Join us as we continue to discuss The Wolf Queen and ask author Cerece Rennie Murphy questions about her process, her characters, the plot, and everything in between. What inspires you to write?
Almost all of the stories I have written come to me in either a vision or a dream – sometimes in a flash – other times fully formed from top to bottom. When they do come I am so grateful. There is no way I couldn’t try to bring them to full fruition on the page. I assume that’s why they came to me. At the heart of that commitment is a simple and abiding love of stories. Small ones. Big ones. It doesn’t matter. A story – any story – that touches you is a blessing and as long as I have a story in my heart, I will tell it.
Is there a particular book or series that really inspired you to be a writer yourself one day?
Not really. I think mostly because I never thought I would be a writer. I grew up reading and loving the work of Maya Angelou, Toni Morrison, Alice Walker, John Donne, Alexander Pope, Octavia Butler, and Frank Herbert, but I never thought I would share a profession with any of them – as a poet, a writer. I can’t imagine anyone picking up Octavia Butler’s Wild Seed and thinking, “Oh yeah. I can totally do that!” I’m so glad I never read any of those stories with the aspiration of being a writer. I would have been too intimidated. But I do love a good story, so when I was given one, I had enough humility and respect for the miracle of it to try to write it down.
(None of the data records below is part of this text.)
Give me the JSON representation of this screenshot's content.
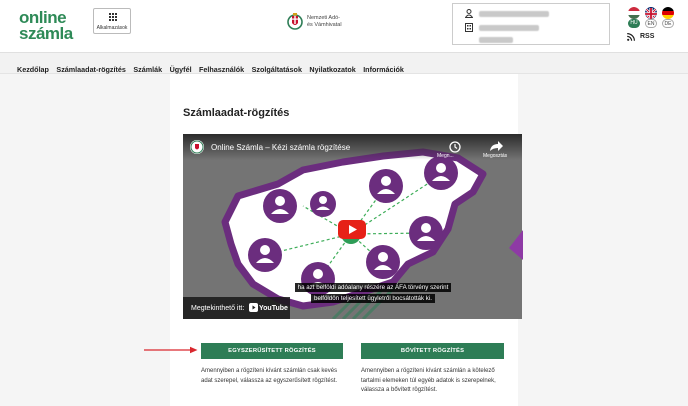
{
  "header": {
    "logo_line1": "online",
    "logo_line2": "számla",
    "apps_label": "Alkalmazások",
    "nav_line1": "Nemzeti Adó-",
    "nav_line2": "és Vámhivatal",
    "languages": [
      {
        "code": "HU",
        "active": true
      },
      {
        "code": "EN",
        "active": false
      },
      {
        "code": "DE",
        "active": false
      }
    ],
    "rss_label": "RSS"
  },
  "menu": {
    "items": [
      "Kezdőlap",
      "Számlaadat-rögzítés",
      "Számlák",
      "Ügyfél",
      "Felhasználók",
      "Szolgáltatások",
      "Nyilatkozatok",
      "Információk"
    ]
  },
  "page": {
    "title": "Számlaadat-rögzítés"
  },
  "video": {
    "title": "Online Számla – Kézi számla rögzítése",
    "clock_label": "Megn...",
    "share_label": "Megosztás",
    "caption_line1": "ha azt belföldi adóalany részére az ÁFA törvény szerint",
    "caption_line2": "belföldön teljesített ügyletről bocsátották ki.",
    "watch_on": "Megtekinthető itt:",
    "youtube": "YouTube"
  },
  "actions": {
    "simple_button": "EGYSZERŰSÍTETT RÖGZÍTÉS",
    "simple_desc": "Amennyiben a rögzíteni kívánt számlán csak kevés adat szerepel, válassza az egyszerűsített rögzítést.",
    "extended_button": "BŐVÍTETT RÖGZÍTÉS",
    "extended_desc": "Amennyiben a rögzíteni kívánt számlán a kötelező tartalmi elemeken túl egyéb adatok is szerepelnek, válassza a bővített rögzítést."
  },
  "colors": {
    "brand_green": "#2e8a57",
    "button_green": "#2e7d56",
    "arrow_red": "#d9272e",
    "map_purple": "#6b2d7e"
  }
}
I can write anywhere really. Most of my books have been written in my house, specifically in my office, at my desk or on my purple couch. I don’t really need anything, but a good pen or pencil, some paper, and quiet. I usually start with an outline because I’m a planner. I need to know how the story is going to work before I start. I just don’t have the spiritual fortitude to write 50,000 words then throw them out. I can’t do it. Once I have an outline, I write each chapter, usually, in the same order they will appear in the book. I write long-hand, so the process takes longer than it should, but the words come to me more easily that way. In my soul, I am an analog girl.